23.     MISCELLANEOUS

24.     An interpretation that fails fit with the work’s content and identity, is not an interpretation of that work.

25.     Distinguish between two roles artists intention can play

          a.       In fixing the content and identity and type/category of art

          b.       In fixing its meaning.

          c.       Intentionalism is about the second

26.     Actual motives of critics for interpretation

          a.       Move away from artist’s work and consider possible meanings (What the work could have been about...)

          b.       Taking up the text and using if for one’s own purposes

          c.       What artist meant or what could have been meant

          d.       Or max works value and the appreciative rewards we get

          e.       How it could be understood irrespective of how reflects work’s merit

          f.       Drawing lessons from life from it

          g.       Situating work with respect to theories (Marx/Freud) or social movements

27.     Primary interpretation aims at appreciating the historically situated work that is the artist’s product

          a.       Any other goals of interpretation are secondary

          b.       Primary because (somehow) making art presupposes this (p. 131)

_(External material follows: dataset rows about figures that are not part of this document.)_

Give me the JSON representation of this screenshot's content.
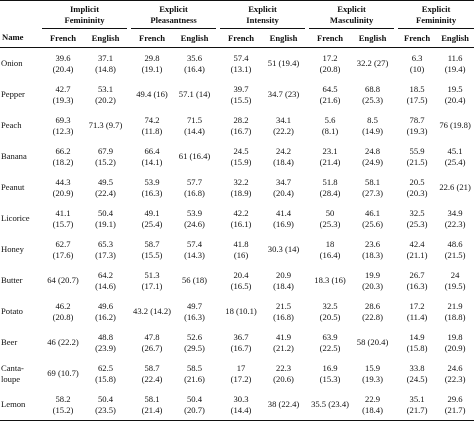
{
  "table": {
    "groups": [
      {
        "line1": "Implicit",
        "line2": "Femininity"
      },
      {
        "line1": "Explicit",
        "line2": "Pleasantness"
      },
      {
        "line1": "Explicit",
        "line2": "Intensity"
      },
      {
        "line1": "Explicit",
        "line2": "Masculinity"
      },
      {
        "line1": "Explicit",
        "line2": "Femininity"
      }
    ],
    "name_header": "Name",
    "lang_french": "French",
    "lang_english": "English",
    "rows": [
      {
        "name": "Onion",
        "cells": [
          {
            "v": "39.6",
            "sd": "(20.4)"
          },
          {
            "v": "37.1",
            "sd": "(14.8)"
          },
          {
            "v": "29.8",
            "sd": "(19.1)"
          },
          {
            "v": "35.6",
            "sd": "(16.4)"
          },
          {
            "v": "57.4",
            "sd": "(13.1)"
          },
          {
            "v": "51 (19.4)",
            "sd": ""
          },
          {
            "v": "17.2",
            "sd": "(20.8)"
          },
          {
            "v": "32.2 (27)",
            "sd": ""
          },
          {
            "v": "6.3",
            "sd": "(10)"
          },
          {
            "v": "11.6",
            "sd": "(19.4)"
          }
        ]
      },
      {
        "name": "Pepper",
        "cells": [
          {
            "v": "42.7",
            "sd": "(19.3)"
          },
          {
            "v": "53.1",
            "sd": "(20.2)"
          },
          {
            "v": "49.4 (16)",
            "sd": ""
          },
          {
            "v": "57.1 (14)",
            "sd": ""
          },
          {
            "v": "39.7",
            "sd": "(15.5)"
          },
          {
            "v": "34.7 (23)",
            "sd": ""
          },
          {
            "v": "64.5",
            "sd": "(21.6)"
          },
          {
            "v": "68.8",
            "sd": "(25.3)"
          },
          {
            "v": "18.5",
            "sd": "(17.5)"
          },
          {
            "v": "19.5",
            "sd": "(20.4)"
          }
        ]
      },
      {
        "name": "Peach",
        "cells": [
          {
            "v": "69.3",
            "sd": "(12.3)"
          },
          {
            "v": "71.3 (9.7)",
            "sd": ""
          },
          {
            "v": "74.2",
            "sd": "(11.8)"
          },
          {
            "v": "71.5",
            "sd": "(14.4)"
          },
          {
            "v": "28.2",
            "sd": "(16.7)"
          },
          {
            "v": "34.1",
            "sd": "(22.2)"
          },
          {
            "v": "5.6",
            "sd": "(8.1)"
          },
          {
            "v": "8.5",
            "sd": "(14.9)"
          },
          {
            "v": "78.7",
            "sd": "(19.3)"
          },
          {
            "v": "76 (19.8)",
            "sd": ""
          }
        ]
      },
      {
        "name": "Banana",
        "cells": [
          {
            "v": "66.2",
            "sd": "(18.2)"
          },
          {
            "v": "67.9",
            "sd": "(15.2)"
          },
          {
            "v": "66.4",
            "sd": "(14.1)"
          },
          {
            "v": "61 (16.4)",
            "sd": ""
          },
          {
            "v": "24.5",
            "sd": "(15.9)"
          },
          {
            "v": "24.2",
            "sd": "(18.4)"
          },
          {
            "v": "23.1",
            "sd": "(21.4)"
          },
          {
            "v": "24.8",
            "sd": "(24.9)"
          },
          {
            "v": "55.9",
            "sd": "(21.5)"
          },
          {
            "v": "45.1",
            "sd": "(25.4)"
          }
        ]
      },
      {
        "name": "Peanut",
        "cells": [
          {
            "v": "44.3",
            "sd": "(20.9)"
          },
          {
            "v": "49.5",
            "sd": "(22.4)"
          },
          {
            "v": "53.9",
            "sd": "(16.3)"
          },
          {
            "v": "57.7",
            "sd": "(16.8)"
          },
          {
            "v": "32.2",
            "sd": "(18.9)"
          },
          {
            "v": "34.7",
            "sd": "(20.4)"
          },
          {
            "v": "51.8",
            "sd": "(28.4)"
          },
          {
            "v": "58.1",
            "sd": "(27.3)"
          },
          {
            "v": "20.5",
            "sd": "(20.3)"
          },
          {
            "v": "22.6 (21)",
            "sd": ""
          }
        ]
      },
      {
        "name": "Licorice",
        "cells": [
          {
            "v": "41.1",
            "sd": "(15.7)"
          },
          {
            "v": "50.4",
            "sd": "(19.1)"
          },
          {
            "v": "49.1",
            "sd": "(25.4)"
          },
          {
            "v": "53.9",
            "sd": "(24.6)"
          },
          {
            "v": "42.2",
            "sd": "(16.1)"
          },
          {
            "v": "41.4",
            "sd": "(16.9)"
          },
          {
            "v": "50",
            "sd": "(25.3)"
          },
          {
            "v": "46.1",
            "sd": "(25.6)"
          },
          {
            "v": "32.5",
            "sd": "(25.3)"
          },
          {
            "v": "34.9",
            "sd": "(22.3)"
          }
        ]
      },
      {
        "name": "Honey",
        "cells": [
          {
            "v": "62.7",
            "sd": "(17.6)"
          },
          {
            "v": "65.3",
            "sd": "(17.3)"
          },
          {
            "v": "58.7",
            "sd": "(15.5)"
          },
          {
            "v": "57.4",
            "sd": "(14.3)"
          },
          {
            "v": "41.8",
            "sd": "(16)"
          },
          {
            "v": "30.3 (14)",
            "sd": ""
          },
          {
            "v": "18",
            "sd": "(16.4)"
          },
          {
            "v": "23.6",
            "sd": "(18.3)"
          },
          {
            "v": "42.4",
            "sd": "(21.1)"
          },
          {
            "v": "48.6",
            "sd": "(21.5)"
          }
        ]
      },
      {
        "name": "Butter",
        "cells": [
          {
            "v": "64 (20.7)",
            "sd": ""
          },
          {
            "v": "64.2",
            "sd": "(14.6)"
          },
          {
            "v": "51.3",
            "sd": "(17.1)"
          },
          {
            "v": "56 (18)",
            "sd": ""
          },
          {
            "v": "20.4",
            "sd": "(16.5)"
          },
          {
            "v": "20.9",
            "sd": "(18.4)"
          },
          {
            "v": "18.3 (16)",
            "sd": ""
          },
          {
            "v": "19.9",
            "sd": "(20.3)"
          },
          {
            "v": "26.7",
            "sd": "(16.3)"
          },
          {
            "v": "24",
            "sd": "(19.5)"
          }
        ]
      },
      {
        "name": "Potato",
        "cells": [
          {
            "v": "46.2",
            "sd": "(20.8)"
          },
          {
            "v": "49.6",
            "sd": "(16.2)"
          },
          {
            "v": "43.2 (14.2)",
            "sd": ""
          },
          {
            "v": "49.7",
            "sd": "(16.3)"
          },
          {
            "v": "18 (10.1)",
            "sd": ""
          },
          {
            "v": "21.5",
            "sd": "(16.8)"
          },
          {
            "v": "32.5",
            "sd": "(20.5)"
          },
          {
            "v": "28.6",
            "sd": "(22.8)"
          },
          {
            "v": "17.2",
            "sd": "(11.4)"
          },
          {
            "v": "21.9",
            "sd": "(18.8)"
          }
        ]
      },
      {
        "name": "Beer",
        "cells": [
          {
            "v": "46 (22.2)",
            "sd": ""
          },
          {
            "v": "48.8",
            "sd": "(23.9)"
          },
          {
            "v": "47.8",
            "sd": "(26.7)"
          },
          {
            "v": "52.6",
            "sd": "(29.5)"
          },
          {
            "v": "36.7",
            "sd": "(16.7)"
          },
          {
            "v": "41.9",
            "sd": "(21.2)"
          },
          {
            "v": "63.9",
            "sd": "(22.5)"
          },
          {
            "v": "58 (20.4)",
            "sd": ""
          },
          {
            "v": "14.9",
            "sd": "(15.8)"
          },
          {
            "v": "19.8",
            "sd": "(20.9)"
          }
        ]
      },
      {
        "name": "Canta-\nloupe",
        "cells": [
          {
            "v": "69 (10.7)",
            "sd": ""
          },
          {
            "v": "62.5",
            "sd": "(15.8)"
          },
          {
            "v": "58.7",
            "sd": "(22.4)"
          },
          {
            "v": "58.5",
            "sd": "(21.6)"
          },
          {
            "v": "17",
            "sd": "(17.2)"
          },
          {
            "v": "22.3",
            "sd": "(20.6)"
          },
          {
            "v": "16.9",
            "sd": "(15.3)"
          },
          {
            "v": "15.9",
            "sd": "(19.3)"
          },
          {
            "v": "33.8",
            "sd": "(24.5)"
          },
          {
            "v": "24.6",
            "sd": "(22.3)"
          }
        ]
      },
      {
        "name": "Lemon",
        "cells": [
          {
            "v": "58.2",
            "sd": "(15.2)"
          },
          {
            "v": "50.4",
            "sd": "(23.5)"
          },
          {
            "v": "58.1",
            "sd": "(21.4)"
          },
          {
            "v": "50.4",
            "sd": "(20.7)"
          },
          {
            "v": "30.3",
            "sd": "(14.4)"
          },
          {
            "v": "38 (22.4)",
            "sd": ""
          },
          {
            "v": "35.5 (23.4)",
            "sd": ""
          },
          {
            "v": "22.9",
            "sd": "(18.4)"
          },
          {
            "v": "35.1",
            "sd": "(21.7)"
          },
          {
            "v": "29.6",
            "sd": "(21.7)"
          }
        ]
      }
    ]
  }
}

Study questions Davies, Ch 5: Interpretation

 

1.         According to Davies, when is interpretation necessary? Answer this question by giving examples of when it is and is not needed.

2.         *Does Davies think there are better or worse interpretations of artworks? Does he think some interpretations of art are plain wrong? Does he think there is one correct interpretation of an artwork and any other interpretation is incorrect? What do you think about these questions? Give an example of a clearly unacceptable interpretation of a work of art.

3.         *Identify the five theories of interpretation that Davies discusses and, using examples, explain the differences between them.

4.         What is actual intentionalism? What are unrealized intentions? (Give an example.) How are the two related?

5.         Using an example, explain a plausible objection to actual intentionalism.

6.         *What are the two alternatives to intentionalism in art interpretation (that is, the idea that the author’s intentions fix the meaning of the work of art)?

7.         What is the “value maximization” theory of interpretation? Explain it using an example. What is one objection to this view?

8.         What is the “meaning constructivism” theory of interpretation? Explain it using an example. Does Davies accept this view? Why or why not?

9.         Identify the theories of interpretation that sees the goal of interpretation as being to: (1) understand the work as a communication from the author to the audience; (2) achieve the appreciative satisfactions art can bring.

10.       Explain Davies distinction between a work’s significance and its meaning. How does his help him support his view that all properties of an artwork crucial to its identity/content are fixed when it is created?

11.       Explain the implications (and problems) of using intentionalism to interpret the U.S. constitution. Is value maximization more plausible?